Welcome back to The Monkey Cage’s weekly presentation of Founding Principles, a series of short videos designed to explain American government and how it works — in theory and in practice. We started by looking at the structure of the government (Congress, the presidency and the courts) and then at public opinion, the media and elections — both the structure of our electoral system and voter behavior — as well as citizens’ political involvement. Last week we shifted to an examination of the policy process that results from the intersection of all those variables, beginning with the legislative process and the federal budget.

So what happens after a bill becomes a law? Back in 1798, Alexander Hamilton was already worried about that. “How widely different the business of government is from the speculation of it,” he wrote, with “the energy of the imagination” differing from the “execution in detail” — causing “delay and feebleness.” More than 200 later, “feeble” is perhaps not the first word starting with “f” that people use to describe government bureaucracy and policy implementation.

But the bureaucracy matters. The government is in more of your day than you might think, whether directly providing services or indirectly through regulation. In principle, bureaucracy is a rational way to carry out complex tasks. Max Weber argued that it’s about what you know rather than who you know, based on a consistent set of rules applied the same way to everyone, and on a division of labor that ensured that qualified people were on the job and buffered against political fluctuations.
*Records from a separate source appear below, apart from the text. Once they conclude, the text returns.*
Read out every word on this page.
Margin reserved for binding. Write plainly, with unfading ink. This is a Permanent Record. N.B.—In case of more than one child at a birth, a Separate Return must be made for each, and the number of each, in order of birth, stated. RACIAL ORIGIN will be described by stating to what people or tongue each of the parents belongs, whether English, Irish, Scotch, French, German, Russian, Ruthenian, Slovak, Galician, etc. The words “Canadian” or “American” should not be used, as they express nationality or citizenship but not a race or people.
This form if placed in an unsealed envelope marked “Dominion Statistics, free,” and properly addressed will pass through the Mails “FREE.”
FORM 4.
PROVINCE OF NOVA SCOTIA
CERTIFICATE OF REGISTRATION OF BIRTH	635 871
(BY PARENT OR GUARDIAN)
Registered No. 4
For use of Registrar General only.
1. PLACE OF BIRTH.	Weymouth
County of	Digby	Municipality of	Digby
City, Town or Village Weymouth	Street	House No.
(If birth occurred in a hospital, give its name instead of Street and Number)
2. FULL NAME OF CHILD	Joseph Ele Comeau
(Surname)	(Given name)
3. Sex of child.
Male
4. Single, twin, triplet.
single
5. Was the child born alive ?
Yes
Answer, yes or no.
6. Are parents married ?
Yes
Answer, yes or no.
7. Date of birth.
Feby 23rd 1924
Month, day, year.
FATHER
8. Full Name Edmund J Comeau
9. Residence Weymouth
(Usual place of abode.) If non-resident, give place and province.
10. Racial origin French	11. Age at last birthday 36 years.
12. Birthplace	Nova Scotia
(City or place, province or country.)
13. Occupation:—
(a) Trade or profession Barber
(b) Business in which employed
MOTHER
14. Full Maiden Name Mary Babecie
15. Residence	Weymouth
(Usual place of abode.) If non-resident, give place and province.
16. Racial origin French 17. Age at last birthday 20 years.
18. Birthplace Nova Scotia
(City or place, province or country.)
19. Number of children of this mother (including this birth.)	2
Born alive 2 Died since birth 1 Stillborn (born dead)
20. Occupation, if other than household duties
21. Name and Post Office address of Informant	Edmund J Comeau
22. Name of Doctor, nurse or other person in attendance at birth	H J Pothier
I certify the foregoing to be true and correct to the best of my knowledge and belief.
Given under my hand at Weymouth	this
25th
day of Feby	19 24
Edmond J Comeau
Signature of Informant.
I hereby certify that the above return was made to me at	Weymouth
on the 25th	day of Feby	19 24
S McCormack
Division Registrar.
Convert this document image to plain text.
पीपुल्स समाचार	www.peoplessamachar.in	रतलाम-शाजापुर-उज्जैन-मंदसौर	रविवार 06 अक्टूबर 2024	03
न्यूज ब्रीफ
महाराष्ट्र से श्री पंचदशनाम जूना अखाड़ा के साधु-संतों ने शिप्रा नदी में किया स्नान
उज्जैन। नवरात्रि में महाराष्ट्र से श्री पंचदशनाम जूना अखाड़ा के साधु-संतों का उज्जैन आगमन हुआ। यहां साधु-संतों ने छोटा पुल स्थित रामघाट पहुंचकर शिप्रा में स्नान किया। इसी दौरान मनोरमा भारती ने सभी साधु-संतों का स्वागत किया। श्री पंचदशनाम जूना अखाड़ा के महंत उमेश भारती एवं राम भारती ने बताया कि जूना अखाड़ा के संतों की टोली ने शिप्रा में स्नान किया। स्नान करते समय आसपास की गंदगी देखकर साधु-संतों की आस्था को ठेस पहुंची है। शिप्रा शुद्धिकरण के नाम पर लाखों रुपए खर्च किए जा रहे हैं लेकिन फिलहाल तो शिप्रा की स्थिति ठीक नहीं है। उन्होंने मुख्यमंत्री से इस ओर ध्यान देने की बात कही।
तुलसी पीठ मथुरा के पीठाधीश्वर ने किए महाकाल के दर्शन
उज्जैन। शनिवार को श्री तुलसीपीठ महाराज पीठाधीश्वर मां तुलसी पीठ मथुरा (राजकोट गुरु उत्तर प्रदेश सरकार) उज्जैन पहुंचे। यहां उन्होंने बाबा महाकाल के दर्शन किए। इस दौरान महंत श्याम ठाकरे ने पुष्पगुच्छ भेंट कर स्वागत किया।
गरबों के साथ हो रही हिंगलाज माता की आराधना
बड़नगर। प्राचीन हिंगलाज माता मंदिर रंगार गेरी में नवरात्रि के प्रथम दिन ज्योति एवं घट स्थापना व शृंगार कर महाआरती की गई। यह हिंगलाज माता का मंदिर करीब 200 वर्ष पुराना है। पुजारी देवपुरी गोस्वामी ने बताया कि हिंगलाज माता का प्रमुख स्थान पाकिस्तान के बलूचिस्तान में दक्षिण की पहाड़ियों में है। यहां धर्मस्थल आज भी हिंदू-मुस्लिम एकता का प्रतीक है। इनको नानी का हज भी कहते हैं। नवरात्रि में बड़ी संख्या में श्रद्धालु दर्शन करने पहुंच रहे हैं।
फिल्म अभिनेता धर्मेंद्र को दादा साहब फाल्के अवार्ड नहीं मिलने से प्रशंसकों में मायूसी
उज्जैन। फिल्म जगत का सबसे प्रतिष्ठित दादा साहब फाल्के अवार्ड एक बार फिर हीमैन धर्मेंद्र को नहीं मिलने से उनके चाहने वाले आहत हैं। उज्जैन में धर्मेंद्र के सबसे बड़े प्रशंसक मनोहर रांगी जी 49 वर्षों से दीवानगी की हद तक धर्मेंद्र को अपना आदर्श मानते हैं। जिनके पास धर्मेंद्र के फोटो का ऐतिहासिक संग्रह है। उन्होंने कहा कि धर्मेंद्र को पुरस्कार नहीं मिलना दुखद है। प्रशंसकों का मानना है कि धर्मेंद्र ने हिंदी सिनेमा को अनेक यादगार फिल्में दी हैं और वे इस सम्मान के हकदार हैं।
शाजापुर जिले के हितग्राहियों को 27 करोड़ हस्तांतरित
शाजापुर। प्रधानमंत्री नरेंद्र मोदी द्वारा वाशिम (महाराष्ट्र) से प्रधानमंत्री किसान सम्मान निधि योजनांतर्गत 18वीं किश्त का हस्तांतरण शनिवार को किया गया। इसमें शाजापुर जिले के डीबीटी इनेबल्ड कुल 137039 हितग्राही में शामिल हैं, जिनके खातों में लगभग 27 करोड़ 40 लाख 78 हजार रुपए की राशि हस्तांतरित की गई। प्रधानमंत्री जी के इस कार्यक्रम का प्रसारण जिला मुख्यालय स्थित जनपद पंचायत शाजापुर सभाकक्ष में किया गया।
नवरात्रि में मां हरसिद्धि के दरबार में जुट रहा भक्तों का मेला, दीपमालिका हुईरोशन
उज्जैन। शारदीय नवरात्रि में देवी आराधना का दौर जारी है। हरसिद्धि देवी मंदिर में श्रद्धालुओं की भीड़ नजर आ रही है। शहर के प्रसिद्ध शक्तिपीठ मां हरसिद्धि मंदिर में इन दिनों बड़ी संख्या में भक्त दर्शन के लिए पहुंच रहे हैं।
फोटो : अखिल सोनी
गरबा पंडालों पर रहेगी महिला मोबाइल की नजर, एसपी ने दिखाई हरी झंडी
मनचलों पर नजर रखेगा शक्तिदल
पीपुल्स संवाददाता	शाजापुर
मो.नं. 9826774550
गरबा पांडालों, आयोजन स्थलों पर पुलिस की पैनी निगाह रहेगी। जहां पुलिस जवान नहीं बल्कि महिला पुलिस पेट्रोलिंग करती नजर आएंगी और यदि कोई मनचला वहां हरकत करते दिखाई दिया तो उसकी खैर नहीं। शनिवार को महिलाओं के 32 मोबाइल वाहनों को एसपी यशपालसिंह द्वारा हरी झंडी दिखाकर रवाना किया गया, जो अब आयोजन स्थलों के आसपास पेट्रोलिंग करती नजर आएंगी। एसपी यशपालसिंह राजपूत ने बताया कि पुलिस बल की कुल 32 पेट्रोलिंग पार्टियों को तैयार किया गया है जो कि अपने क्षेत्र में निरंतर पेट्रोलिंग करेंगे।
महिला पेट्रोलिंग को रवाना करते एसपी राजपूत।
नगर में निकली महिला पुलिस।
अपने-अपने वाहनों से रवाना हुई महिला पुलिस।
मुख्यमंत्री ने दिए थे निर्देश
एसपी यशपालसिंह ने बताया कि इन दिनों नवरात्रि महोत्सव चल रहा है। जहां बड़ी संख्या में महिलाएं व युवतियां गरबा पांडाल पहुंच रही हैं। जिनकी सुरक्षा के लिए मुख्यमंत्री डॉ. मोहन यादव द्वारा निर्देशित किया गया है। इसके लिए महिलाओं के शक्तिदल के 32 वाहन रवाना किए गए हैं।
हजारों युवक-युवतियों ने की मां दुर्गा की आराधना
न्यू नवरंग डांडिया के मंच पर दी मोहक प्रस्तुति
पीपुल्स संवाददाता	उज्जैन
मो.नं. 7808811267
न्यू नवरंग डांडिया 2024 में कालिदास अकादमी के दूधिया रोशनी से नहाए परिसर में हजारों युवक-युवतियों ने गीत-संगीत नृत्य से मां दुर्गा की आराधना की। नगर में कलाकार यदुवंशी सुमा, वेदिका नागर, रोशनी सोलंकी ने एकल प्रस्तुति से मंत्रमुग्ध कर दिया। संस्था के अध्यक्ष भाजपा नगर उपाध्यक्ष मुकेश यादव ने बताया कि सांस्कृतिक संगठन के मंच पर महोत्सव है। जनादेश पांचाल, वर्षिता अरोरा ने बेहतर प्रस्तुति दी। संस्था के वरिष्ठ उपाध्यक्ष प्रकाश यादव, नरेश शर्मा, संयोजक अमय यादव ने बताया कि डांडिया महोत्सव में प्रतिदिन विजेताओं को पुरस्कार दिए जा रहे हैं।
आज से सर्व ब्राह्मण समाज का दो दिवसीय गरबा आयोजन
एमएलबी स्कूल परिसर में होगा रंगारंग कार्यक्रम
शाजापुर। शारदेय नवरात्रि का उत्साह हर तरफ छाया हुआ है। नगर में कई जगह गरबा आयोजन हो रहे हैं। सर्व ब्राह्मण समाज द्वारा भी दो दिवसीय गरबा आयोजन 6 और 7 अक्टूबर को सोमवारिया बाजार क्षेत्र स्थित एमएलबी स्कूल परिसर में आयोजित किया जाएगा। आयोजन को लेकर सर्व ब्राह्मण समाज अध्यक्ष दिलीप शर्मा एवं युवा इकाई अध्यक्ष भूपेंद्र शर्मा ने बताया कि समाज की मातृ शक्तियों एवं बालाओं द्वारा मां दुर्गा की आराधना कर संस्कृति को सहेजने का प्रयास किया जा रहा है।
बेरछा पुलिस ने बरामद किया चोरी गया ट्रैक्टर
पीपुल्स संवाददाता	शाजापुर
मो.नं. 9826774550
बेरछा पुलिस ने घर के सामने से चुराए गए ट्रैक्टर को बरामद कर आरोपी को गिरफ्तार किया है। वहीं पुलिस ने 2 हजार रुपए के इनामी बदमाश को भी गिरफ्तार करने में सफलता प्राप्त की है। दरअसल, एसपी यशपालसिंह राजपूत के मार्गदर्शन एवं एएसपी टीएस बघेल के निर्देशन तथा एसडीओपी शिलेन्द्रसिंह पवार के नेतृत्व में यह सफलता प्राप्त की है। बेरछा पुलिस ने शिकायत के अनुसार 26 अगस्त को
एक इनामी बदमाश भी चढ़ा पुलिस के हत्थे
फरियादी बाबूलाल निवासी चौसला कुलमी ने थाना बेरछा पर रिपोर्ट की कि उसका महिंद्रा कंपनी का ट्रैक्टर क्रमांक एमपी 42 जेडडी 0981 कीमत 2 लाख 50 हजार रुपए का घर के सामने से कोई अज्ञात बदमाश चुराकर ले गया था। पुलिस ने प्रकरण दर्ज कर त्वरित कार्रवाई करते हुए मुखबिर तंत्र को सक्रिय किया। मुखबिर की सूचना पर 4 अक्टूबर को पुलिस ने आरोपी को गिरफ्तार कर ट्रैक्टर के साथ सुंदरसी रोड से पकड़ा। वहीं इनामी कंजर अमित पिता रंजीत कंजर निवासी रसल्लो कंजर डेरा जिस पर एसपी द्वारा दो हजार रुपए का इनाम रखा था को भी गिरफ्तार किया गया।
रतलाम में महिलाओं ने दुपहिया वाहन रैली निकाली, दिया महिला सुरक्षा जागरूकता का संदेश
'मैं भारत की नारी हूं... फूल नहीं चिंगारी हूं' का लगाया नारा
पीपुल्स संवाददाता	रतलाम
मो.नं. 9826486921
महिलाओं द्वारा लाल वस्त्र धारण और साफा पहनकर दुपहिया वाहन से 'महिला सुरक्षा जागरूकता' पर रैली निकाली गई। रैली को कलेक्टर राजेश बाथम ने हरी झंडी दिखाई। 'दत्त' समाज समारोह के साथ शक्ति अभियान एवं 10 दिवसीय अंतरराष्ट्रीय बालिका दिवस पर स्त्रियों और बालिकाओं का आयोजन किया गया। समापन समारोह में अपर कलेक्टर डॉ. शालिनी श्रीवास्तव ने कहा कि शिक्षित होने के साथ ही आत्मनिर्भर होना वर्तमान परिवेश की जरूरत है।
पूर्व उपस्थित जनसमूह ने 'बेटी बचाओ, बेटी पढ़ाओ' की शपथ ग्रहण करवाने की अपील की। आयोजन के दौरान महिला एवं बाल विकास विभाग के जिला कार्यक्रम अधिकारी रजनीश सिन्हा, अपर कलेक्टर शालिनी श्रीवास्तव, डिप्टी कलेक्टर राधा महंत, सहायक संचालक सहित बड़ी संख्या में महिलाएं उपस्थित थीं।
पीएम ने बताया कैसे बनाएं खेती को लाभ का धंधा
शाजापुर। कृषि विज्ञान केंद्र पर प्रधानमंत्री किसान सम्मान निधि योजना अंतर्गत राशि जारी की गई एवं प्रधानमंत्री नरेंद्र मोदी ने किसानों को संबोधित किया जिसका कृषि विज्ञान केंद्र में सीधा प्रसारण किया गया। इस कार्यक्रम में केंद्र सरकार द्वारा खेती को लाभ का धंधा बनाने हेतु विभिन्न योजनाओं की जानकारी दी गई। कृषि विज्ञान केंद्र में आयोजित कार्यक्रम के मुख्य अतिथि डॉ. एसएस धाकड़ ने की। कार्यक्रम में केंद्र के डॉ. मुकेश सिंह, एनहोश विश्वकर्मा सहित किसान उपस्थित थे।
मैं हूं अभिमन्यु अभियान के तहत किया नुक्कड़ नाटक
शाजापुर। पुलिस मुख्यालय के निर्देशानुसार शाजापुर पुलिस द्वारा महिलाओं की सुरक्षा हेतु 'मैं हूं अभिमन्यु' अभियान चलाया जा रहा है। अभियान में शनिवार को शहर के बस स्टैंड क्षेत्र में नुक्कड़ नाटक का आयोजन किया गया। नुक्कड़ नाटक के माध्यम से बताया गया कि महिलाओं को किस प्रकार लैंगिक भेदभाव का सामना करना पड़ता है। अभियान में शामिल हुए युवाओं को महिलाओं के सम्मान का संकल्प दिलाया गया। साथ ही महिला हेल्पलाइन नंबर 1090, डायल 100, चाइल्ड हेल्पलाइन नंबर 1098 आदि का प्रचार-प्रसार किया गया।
This episode traces American history to see how the U.S. public sector has lived up to those ideas. From the 800 people employed by the federal government in 1789 to the more than 2.5 million civilians on today’s payroll, things have changed a lot. The Pendleton Act of 1883 sought to curtail party patronage and create a merit-based civil service.

Over time, driven by public demands and entrepreneurial elected officials, an “administrative state” took shape. The government began to regulate many more aspects of business, the workforce and the relationship between the two; it began to test the safety of food, drugs, and consumer products; and during the world wars it imposed rigorous economic mandates including rationing and wage and price controls. During the 1960s and 1970s it expanded into health care and environmental quality and waged a War on Poverty.  From the four original Cabinet offices, there are now 15 — and an alphabet soup of more than 60 independent regulatory agencies like the FTC and SEC, plus 25 or so government corporations, like the FDIC.

These days President Trump promises to “deconstruct the administrative state,” roll back regulation, and reorganize the government. But he’s not the first to try. And administering the public sector is different in important ways from private sector management — the easy, profitable jobs don’t tend to get turned over to the government in the first place, and one person’s red tape is another person’s vital protection.

In short, as Woodrow Wilson put it, “it is harder to run a Constitution than to frame one.” This episode helps show why.